Il s’agit ici d’établir la fiche de l’arrêt à commenter. A cet effet, vous devez présenter
succinctement :

- les faits
- la procédure
- les arguments des parties
- le problème juridique
- la solution

3. L’appréciation de l’arrêt

L’analyse de l’arrêt consiste à en déterminer le sens (a), la valeur (b) et la portée (c).

a) Le sens de l’arrêt :

Il faut ici démontrer que vous avez compris la décision, ce qui suppose :

o de la situer dans son contexte juridique en faisant appel à vos connaissances pour
la rattacher à un problème connu (ex : problème de qualification des contrats),
o de rechercher les règles et les textes dont les juges ont fait application,
o démontrer comment, à partir de la règle générale et abstraite applicable, le juge
a résolu le problème concret et particulier qui lui a été posé ; comment les juges
ont qualifié juridiquement les faits qui lui étaient soumis (contrat d’entreprise
ou contrat de vente, par exemple) ; comment le juge a interprété la règle
applicable.

A ce stade, il faut donc vous poser les questions suivantes : qu’est-ce que les juges ont décidé ?
Qu’ont-ils déclaré ? Qu’ont-ils répondu aux parties ? Ont-ils approuvé ou sanctionné la
décision de la cour d’appel ou du tribunal ?

b) La valeur de l’arrêt

Pour déterminer la valeur de l’arrêt, il faut :


o rechercher les motifs qui ont conduit le juge à choisir l’interprétation qu’il a
retenue,
o rechercher la conformité ou la non-conformité de la décision au droit positif
(textes et jurisprudence),
o apprécier objectivement la solution à l’aide d’arguments de droit puis de fait
(logiques, humains, sociaux).
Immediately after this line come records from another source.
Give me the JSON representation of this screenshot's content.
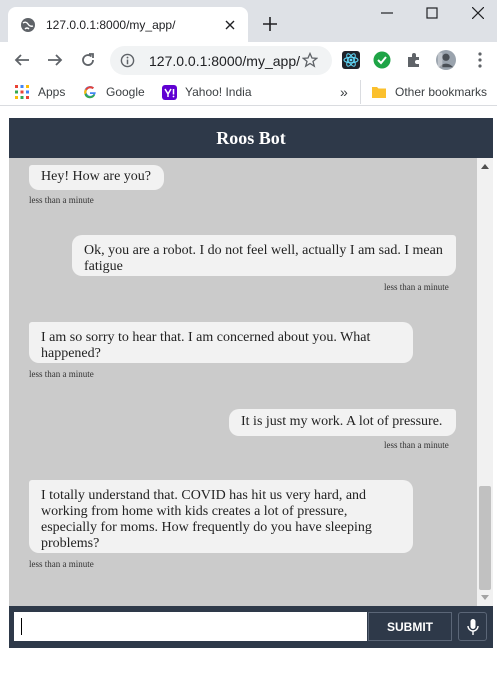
{
  "browser": {
    "tab_title": "127.0.0.1:8000/my_app/",
    "url": "127.0.0.1:8000/my_app/",
    "bookmarks": [
      {
        "label": "Apps",
        "icon": "apps-grid-icon"
      },
      {
        "label": "Google",
        "icon": "google-icon"
      },
      {
        "label": "Yahoo! India",
        "icon": "yahoo-icon"
      }
    ],
    "other_bookmarks": "Other bookmarks",
    "overflow": "»"
  },
  "chat": {
    "title": "Roos Bot",
    "messages": [
      {
        "sender": "bot",
        "text": "Hey! How are you?",
        "time": "less than a minute"
      },
      {
        "sender": "user",
        "text": "Ok, you are a robot. I do not feel well, actually I am sad. I mean fatigue",
        "time": "less than a minute"
      },
      {
        "sender": "bot",
        "text": "I am so sorry to hear that. I am concerned about you. What happened?",
        "time": "less than a minute"
      },
      {
        "sender": "user",
        "text": "It is just my work. A lot of pressure.",
        "time": "less than a minute"
      },
      {
        "sender": "bot",
        "text": "I totally understand that. COVID has hit us very hard, and working from home with kids creates a lot of pressure, especially for moms. How frequently do you have sleeping problems?",
        "time": "less than a minute"
      }
    ],
    "input_value": "",
    "submit_label": "SUBMIT"
  },
  "colors": {
    "header_bg": "#2e3949",
    "chat_bg": "#cbcbcb",
    "bubble_bg": "#f2f2f2"
  }
}
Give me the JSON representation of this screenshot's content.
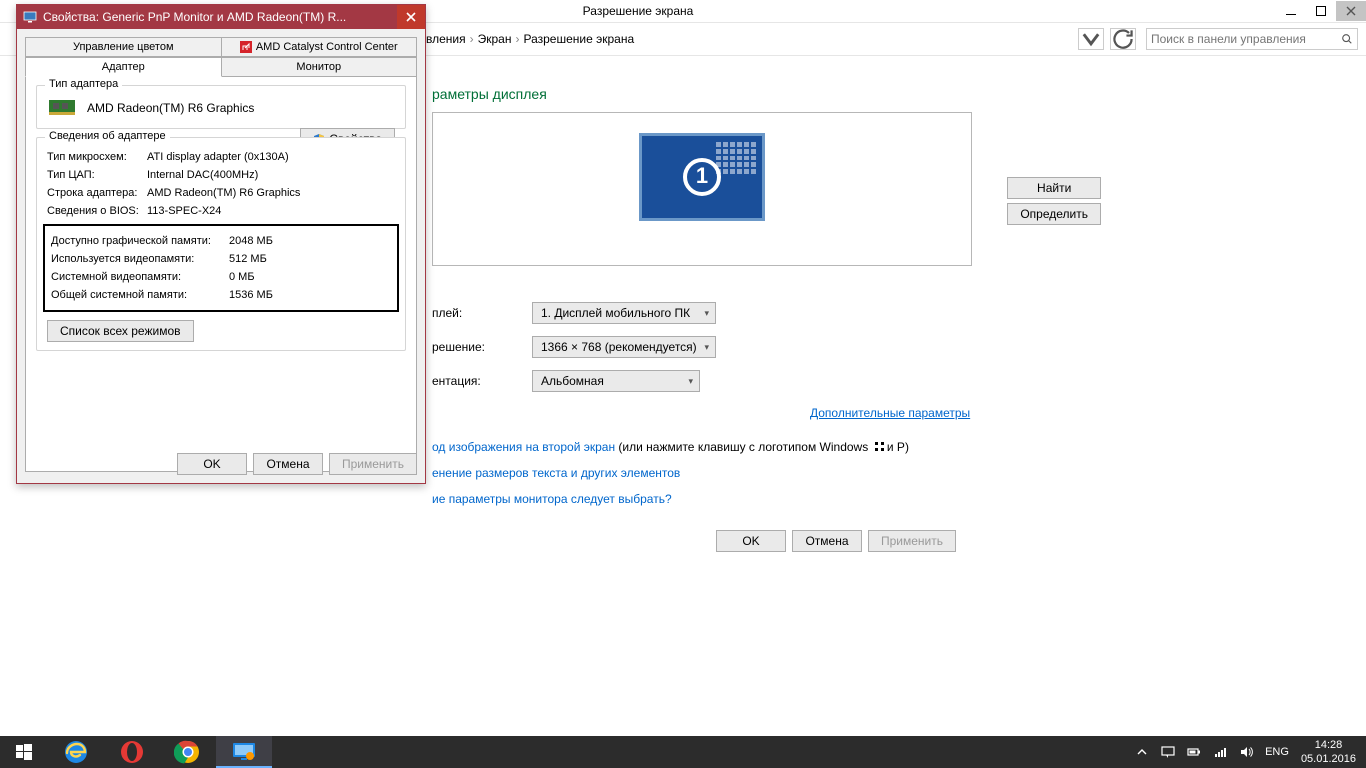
{
  "cp": {
    "title": "Разрешение экрана",
    "breadcrumb": {
      "item1": "вления",
      "item2": "Экран",
      "item3": "Разрешение экрана"
    },
    "search_placeholder": "Поиск в панели управления",
    "heading": "раметры дисплея",
    "buttons": {
      "find": "Найти",
      "detect": "Определить"
    },
    "rows": {
      "display_label": "плей:",
      "display_value": "1. Дисплей мобильного ПК",
      "resolution_label": "решение:",
      "resolution_value": "1366 × 768 (рекомендуется)",
      "orientation_label": "ентация:",
      "orientation_value": "Альбомная"
    },
    "advanced": "Дополнительные параметры",
    "linkrow1_link": "од изображения на второй экран",
    "linkrow1_rest": " (или нажмите клавишу с логотипом Windows ",
    "linkrow1_tail": " и P)",
    "linkrow2": "енение размеров текста и других элементов",
    "linkrow3": "ие параметры монитора следует выбрать?",
    "footer": {
      "ok": "OK",
      "cancel": "Отмена",
      "apply": "Применить"
    },
    "monitor_num": "1"
  },
  "dlg": {
    "title": "Свойства: Generic PnP Monitor и AMD Radeon(TM) R...",
    "tabs": {
      "color": "Управление цветом",
      "catalyst": "AMD Catalyst Control Center",
      "adapter": "Адаптер",
      "monitor": "Монитор"
    },
    "group_adapter": "Тип адаптера",
    "adapter_name": "AMD Radeon(TM) R6 Graphics",
    "prop_btn": "Свойства",
    "group_info": "Сведения об адаптере",
    "info": {
      "chip_l": "Тип микросхем:",
      "chip_v": "ATI display adapter (0x130A)",
      "dac_l": "Тип ЦАП:",
      "dac_v": "Internal DAC(400MHz)",
      "str_l": "Строка адаптера:",
      "str_v": "AMD Radeon(TM) R6 Graphics",
      "bios_l": "Сведения о BIOS:",
      "bios_v": "113-SPEC-X24"
    },
    "mem": {
      "avail_l": "Доступно графической памяти:",
      "avail_v": "2048 МБ",
      "used_l": "Используется видеопамяти:",
      "used_v": "512 МБ",
      "sys_l": "Системной видеопамяти:",
      "sys_v": "0 МБ",
      "shared_l": "Общей системной памяти:",
      "shared_v": "1536 МБ"
    },
    "modes_btn": "Список всех режимов",
    "footer": {
      "ok": "OK",
      "cancel": "Отмена",
      "apply": "Применить"
    }
  },
  "tray": {
    "lang": "ENG",
    "time": "14:28",
    "date": "05.01.2016"
  }
}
L’exposé des arguments doit se terminer par votre
opinion sur l’arrêt, exprimée de façon mesurée et justifiée.

A ce stade, il faut donc vous poser les questions suivantes : pourquoi les juges ont-ils pris cette
décision ? Pouvaient-ils juger autrement ? Quelles règles ont-ils appliqués ? Etait-ce
prévisible ? Est-ce un revirement de jurisprudence, une décision isolée ?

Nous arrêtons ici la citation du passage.